No sé si alguna vez hubo un
futbolista ilustrado, medianamente culto y que en su comportamiento diario, en
la vida ajena a los campos de fútbol, dejara una impronta de calidad humana.
Seguro que hubo más, pero yo que dejé de seguir el fútbol al madurar todavía
recuerdo a Isacio Calleja –les hablo del Pleistoceno, por lo menos- con su
carrera de abogado. De comportamiento caballeroso también puede hablarse de
Raúl González, aunque los barcelonistas seguramente podrían ponerle más de una
justificada pega.
Pero algunos –el cuerpo me pedía
escribir “muchos” pero me he retenido para no ser demasiado injusto- arrastran
junto a su multimillonario palmito un abandono cultural injustificable, unos
complejos de superioridad que los convierten en personas abominables en sí
mismas. Hay casos, como el de Maradona, que son notorios del desfase entre la
calidad deportiva del individuo y su calidad humana. El dueño de aquella “mano
de Dios” que le permitió apuntarse un tanto ilegal llevó tras su retirada
deportiva una vida tragicómica que le condujo a la droga.

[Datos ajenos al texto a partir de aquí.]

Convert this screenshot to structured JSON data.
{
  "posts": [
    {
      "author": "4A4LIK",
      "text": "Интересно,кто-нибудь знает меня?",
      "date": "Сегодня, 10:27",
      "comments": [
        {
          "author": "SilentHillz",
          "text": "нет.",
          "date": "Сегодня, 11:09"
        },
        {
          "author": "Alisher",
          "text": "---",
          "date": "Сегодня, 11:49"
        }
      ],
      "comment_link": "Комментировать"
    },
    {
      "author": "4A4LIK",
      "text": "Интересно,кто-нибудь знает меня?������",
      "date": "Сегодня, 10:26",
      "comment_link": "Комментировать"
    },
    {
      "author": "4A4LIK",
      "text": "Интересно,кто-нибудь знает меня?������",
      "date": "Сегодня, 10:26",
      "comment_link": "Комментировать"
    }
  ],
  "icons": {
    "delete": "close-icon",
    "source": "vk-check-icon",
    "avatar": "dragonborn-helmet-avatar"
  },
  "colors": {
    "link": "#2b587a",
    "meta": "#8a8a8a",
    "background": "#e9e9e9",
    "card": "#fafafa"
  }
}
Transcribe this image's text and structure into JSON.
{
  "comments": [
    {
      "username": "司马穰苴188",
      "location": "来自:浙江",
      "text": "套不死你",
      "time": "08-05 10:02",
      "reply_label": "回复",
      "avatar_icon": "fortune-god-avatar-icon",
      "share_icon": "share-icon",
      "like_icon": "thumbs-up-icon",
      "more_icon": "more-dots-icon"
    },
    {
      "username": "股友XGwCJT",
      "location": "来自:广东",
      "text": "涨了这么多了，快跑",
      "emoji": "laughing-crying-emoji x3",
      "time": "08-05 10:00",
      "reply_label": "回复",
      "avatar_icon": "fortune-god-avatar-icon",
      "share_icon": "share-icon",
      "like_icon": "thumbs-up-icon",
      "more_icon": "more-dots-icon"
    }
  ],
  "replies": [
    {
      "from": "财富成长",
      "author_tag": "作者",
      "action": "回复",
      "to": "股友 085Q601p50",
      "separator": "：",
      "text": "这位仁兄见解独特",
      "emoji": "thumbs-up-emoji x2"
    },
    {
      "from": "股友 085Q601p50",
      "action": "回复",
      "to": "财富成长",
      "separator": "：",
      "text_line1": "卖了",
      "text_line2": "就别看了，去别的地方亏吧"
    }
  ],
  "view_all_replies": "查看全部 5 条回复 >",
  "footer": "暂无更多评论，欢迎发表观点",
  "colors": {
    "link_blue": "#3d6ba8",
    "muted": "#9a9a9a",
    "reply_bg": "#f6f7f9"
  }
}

No sé si la historieta de aquel
futbolista que fue a una librería a comprarse dos metros treinta y cinco centímetros
de libros –daba igual qué libros, qué autores, qué contenido- porque eran los
que le cabían en la librería que se acababa de comprar o la de aquel otro al
que recetaron supositorios y se quejó porque tenían mal sabor son ciertas o no.
El caso es que un elevado número de futbolistas de élite tienen más dinero del
que saben administrar, suelen ser bastante analfabetos y a veces demasiado
brutos, como si ser rico o gran deportista disculpara la memez o la falta de
preparación para la vida.
Cristiano Ronaldo es un fuera de
serie, es de una calidad deportiva difícilmente igualable en la actualidad,
quizá Messi y alguno más –muy pocos- puedan equiparársele. Sin embargo no
parece haber dedicado sus millones a mejorar como persona, a aprender de la
vida, a aprender a respetar a los rivales, a aprender humildad, educación y comportamiento
social. Su habitual prepotencia, su orgullo y su aire altivo hacen de él un
individuo poco recomendable para vivir en sociedad. El desequilibrio entre su
calidad deportiva y su calidad humana es evidente, la disparidad entre su
capacidad económica y su capacidad cultural es evidente. Sin embargo una
sociedad como la occidental, una sociedad de “Gran Hermano”, “La Noria” o
“Acorralados” es el caldo de cultivo donde especímenes de la baja catadura
moral del portugués son siempre bien recibidos, adulados y bendecidos por las
masas analfabetas.
De la corrección, humildad y
sencillez de Kaká se le podría haber pegado algo.